Serinletici açıklama
Türkiye, üç haftadır şiddet görüntüleriyle sarsılıyor.
Sadece Türk kamuoyu değil dünya kamuoyu da şiddet görüntülerinden rahatsız. Göstericilere karşı polisin orantısız güç kullandığı, şiddet uyguladığı, Cumhurbaşkanı Abdullah Gül’ün de biber gazı kullanımı konusunda Başbakan Recep Tayyip Erdoğan’ın da Başbakan Yardımcısı Bülent Arınç’ın da kabul ettiği bir gerçek.

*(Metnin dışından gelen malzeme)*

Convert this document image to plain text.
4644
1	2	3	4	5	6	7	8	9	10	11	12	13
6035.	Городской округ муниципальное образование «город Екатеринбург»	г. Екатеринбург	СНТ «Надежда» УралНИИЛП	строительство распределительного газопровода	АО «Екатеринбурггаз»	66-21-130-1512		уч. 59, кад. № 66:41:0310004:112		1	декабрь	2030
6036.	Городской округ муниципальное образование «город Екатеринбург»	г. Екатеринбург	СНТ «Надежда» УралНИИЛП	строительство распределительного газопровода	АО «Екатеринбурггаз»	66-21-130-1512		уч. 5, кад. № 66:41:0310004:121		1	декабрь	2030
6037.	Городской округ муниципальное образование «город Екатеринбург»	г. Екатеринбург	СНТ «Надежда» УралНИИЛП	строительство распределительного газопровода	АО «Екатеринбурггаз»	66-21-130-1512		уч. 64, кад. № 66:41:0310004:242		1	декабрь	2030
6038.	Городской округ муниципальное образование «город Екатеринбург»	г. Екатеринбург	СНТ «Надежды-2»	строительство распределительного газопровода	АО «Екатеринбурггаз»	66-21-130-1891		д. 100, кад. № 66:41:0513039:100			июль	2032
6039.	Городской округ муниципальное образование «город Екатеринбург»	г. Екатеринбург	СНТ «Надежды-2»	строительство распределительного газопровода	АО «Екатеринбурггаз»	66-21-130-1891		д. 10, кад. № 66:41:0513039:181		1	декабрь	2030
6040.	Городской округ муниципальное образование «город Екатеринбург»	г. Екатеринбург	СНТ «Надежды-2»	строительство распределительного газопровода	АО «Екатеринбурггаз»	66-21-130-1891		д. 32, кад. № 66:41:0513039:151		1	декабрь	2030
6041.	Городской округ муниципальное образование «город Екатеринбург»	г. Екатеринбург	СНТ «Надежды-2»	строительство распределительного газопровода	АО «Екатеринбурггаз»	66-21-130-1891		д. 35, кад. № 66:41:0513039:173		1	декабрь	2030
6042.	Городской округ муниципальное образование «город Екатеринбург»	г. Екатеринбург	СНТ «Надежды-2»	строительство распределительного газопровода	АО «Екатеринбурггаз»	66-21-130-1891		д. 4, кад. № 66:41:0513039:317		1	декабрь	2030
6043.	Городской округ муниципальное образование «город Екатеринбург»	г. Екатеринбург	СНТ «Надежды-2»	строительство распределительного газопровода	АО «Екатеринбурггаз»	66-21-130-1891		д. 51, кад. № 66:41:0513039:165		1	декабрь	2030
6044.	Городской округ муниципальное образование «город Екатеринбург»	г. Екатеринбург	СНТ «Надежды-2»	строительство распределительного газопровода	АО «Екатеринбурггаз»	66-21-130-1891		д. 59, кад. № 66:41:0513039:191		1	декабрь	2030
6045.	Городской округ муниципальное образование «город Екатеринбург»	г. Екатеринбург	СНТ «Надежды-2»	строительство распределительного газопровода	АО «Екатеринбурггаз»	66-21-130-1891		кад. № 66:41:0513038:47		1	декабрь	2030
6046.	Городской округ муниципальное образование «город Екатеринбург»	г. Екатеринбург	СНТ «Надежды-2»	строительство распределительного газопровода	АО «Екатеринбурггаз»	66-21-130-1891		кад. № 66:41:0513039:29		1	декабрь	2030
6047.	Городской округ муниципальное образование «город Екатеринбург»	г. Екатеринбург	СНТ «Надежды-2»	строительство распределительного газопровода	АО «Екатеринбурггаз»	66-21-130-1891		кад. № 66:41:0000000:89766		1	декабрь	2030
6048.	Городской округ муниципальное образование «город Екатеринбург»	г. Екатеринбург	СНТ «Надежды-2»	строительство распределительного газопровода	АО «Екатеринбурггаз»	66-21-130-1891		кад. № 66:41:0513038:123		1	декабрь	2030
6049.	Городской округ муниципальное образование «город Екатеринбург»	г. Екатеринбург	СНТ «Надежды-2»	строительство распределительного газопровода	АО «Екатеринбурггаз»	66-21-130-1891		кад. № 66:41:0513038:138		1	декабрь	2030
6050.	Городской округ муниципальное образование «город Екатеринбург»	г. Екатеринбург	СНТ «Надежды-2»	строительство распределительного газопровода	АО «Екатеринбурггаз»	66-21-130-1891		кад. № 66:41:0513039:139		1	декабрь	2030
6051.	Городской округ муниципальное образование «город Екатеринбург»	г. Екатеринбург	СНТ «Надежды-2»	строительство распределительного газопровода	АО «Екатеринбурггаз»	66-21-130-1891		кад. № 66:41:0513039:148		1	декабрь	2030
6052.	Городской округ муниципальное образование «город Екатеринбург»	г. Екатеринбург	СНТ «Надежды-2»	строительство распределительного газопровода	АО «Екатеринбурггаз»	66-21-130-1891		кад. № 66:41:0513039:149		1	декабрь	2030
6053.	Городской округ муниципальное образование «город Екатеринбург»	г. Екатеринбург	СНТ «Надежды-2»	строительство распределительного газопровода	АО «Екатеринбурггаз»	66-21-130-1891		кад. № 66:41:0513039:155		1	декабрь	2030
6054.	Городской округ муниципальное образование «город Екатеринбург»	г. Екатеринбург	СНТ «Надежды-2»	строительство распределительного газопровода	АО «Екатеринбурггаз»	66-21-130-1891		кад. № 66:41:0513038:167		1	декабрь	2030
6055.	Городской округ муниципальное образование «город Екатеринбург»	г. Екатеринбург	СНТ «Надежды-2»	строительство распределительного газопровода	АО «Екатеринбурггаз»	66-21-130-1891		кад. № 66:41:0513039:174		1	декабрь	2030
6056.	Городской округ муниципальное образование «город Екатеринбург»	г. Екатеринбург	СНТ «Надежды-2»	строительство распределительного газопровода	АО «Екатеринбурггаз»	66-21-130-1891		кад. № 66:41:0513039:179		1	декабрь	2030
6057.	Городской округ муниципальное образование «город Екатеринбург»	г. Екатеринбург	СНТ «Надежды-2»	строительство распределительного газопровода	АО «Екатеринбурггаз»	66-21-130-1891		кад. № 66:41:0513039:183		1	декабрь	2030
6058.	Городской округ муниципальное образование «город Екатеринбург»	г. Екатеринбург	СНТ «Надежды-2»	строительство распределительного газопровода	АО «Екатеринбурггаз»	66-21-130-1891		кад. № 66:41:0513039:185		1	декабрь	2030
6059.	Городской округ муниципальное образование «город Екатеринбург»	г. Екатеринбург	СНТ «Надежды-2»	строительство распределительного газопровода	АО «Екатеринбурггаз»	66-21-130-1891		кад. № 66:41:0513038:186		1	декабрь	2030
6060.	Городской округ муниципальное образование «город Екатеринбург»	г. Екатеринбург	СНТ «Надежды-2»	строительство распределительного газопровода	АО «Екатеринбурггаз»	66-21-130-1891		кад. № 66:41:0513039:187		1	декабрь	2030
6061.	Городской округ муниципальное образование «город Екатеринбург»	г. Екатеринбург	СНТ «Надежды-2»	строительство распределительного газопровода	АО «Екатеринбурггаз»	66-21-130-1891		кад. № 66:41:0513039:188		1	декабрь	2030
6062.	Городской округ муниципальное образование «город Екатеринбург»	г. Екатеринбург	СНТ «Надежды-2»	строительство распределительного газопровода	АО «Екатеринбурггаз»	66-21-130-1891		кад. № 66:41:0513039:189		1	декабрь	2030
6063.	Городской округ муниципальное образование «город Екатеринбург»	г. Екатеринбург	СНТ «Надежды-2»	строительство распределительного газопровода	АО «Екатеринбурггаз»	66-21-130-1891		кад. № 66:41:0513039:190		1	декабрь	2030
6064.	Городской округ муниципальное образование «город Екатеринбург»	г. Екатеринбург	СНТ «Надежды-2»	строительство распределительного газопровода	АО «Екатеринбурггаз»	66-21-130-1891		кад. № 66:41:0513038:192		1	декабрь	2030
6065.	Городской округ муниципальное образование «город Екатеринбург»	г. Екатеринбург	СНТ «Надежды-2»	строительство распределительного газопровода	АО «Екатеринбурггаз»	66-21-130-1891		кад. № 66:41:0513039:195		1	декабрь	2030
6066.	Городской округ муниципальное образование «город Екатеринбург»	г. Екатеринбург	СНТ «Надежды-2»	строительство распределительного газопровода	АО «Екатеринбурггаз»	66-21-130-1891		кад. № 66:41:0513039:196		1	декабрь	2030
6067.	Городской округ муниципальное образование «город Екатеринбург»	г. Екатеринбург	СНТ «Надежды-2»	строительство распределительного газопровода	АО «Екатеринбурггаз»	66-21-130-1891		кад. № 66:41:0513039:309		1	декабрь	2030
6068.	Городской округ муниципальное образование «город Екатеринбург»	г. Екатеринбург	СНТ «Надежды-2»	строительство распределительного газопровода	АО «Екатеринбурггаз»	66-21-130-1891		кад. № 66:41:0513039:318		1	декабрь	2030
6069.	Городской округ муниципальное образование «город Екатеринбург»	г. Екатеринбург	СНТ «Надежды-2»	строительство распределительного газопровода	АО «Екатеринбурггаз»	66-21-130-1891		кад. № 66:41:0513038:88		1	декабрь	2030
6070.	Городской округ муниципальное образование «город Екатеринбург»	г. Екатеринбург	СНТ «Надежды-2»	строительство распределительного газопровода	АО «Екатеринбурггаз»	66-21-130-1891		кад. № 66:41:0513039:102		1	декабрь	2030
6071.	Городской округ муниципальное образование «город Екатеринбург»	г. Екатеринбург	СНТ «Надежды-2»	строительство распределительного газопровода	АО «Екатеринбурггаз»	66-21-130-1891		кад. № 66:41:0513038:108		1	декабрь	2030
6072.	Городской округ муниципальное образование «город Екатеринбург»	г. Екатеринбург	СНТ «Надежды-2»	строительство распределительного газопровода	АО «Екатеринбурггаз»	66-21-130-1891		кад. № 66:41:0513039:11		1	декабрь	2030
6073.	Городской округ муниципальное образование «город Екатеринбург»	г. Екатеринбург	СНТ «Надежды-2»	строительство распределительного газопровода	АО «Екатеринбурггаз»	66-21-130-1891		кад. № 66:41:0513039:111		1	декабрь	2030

Türkiye, polisin uygulamaları nedeniyle ABD, Avrupa Birliği ülkeleri, Avrupa Parlamentosu ve Birleşmiş Milletler tarafından uyarıldı.
Uygulanan şiddet nedeniyle üç sivil vatandaşımız ve çıkan kargaşada bir polisimiz yaşamını yitirdi. 12 vatandaşımız bir gözünü kaybetti, 600’ü polis, binlerce yaralı vatandaş var.
“Polis silah kullanmadı” denilmesine rağmen Ankara’da Ethem Sarısülük’ün tabanca kurşunuyla öldürüldüğü ortaya çıktı ve öldürülme anına ilişkin görüntülerde silahı ateşleyen ve sonra kaçan polis memurunun kim olduğu da anlaşıldı.
Keza polis şiddetinin sembollerinden biri haline gelen İzmir’deki olayda, genç kızı saçlarından tutup tartaklayan, birkaç adım ilerisinde bir gence yanından geçerken copla vuran polis görüntüsü de hafızalara kazındı.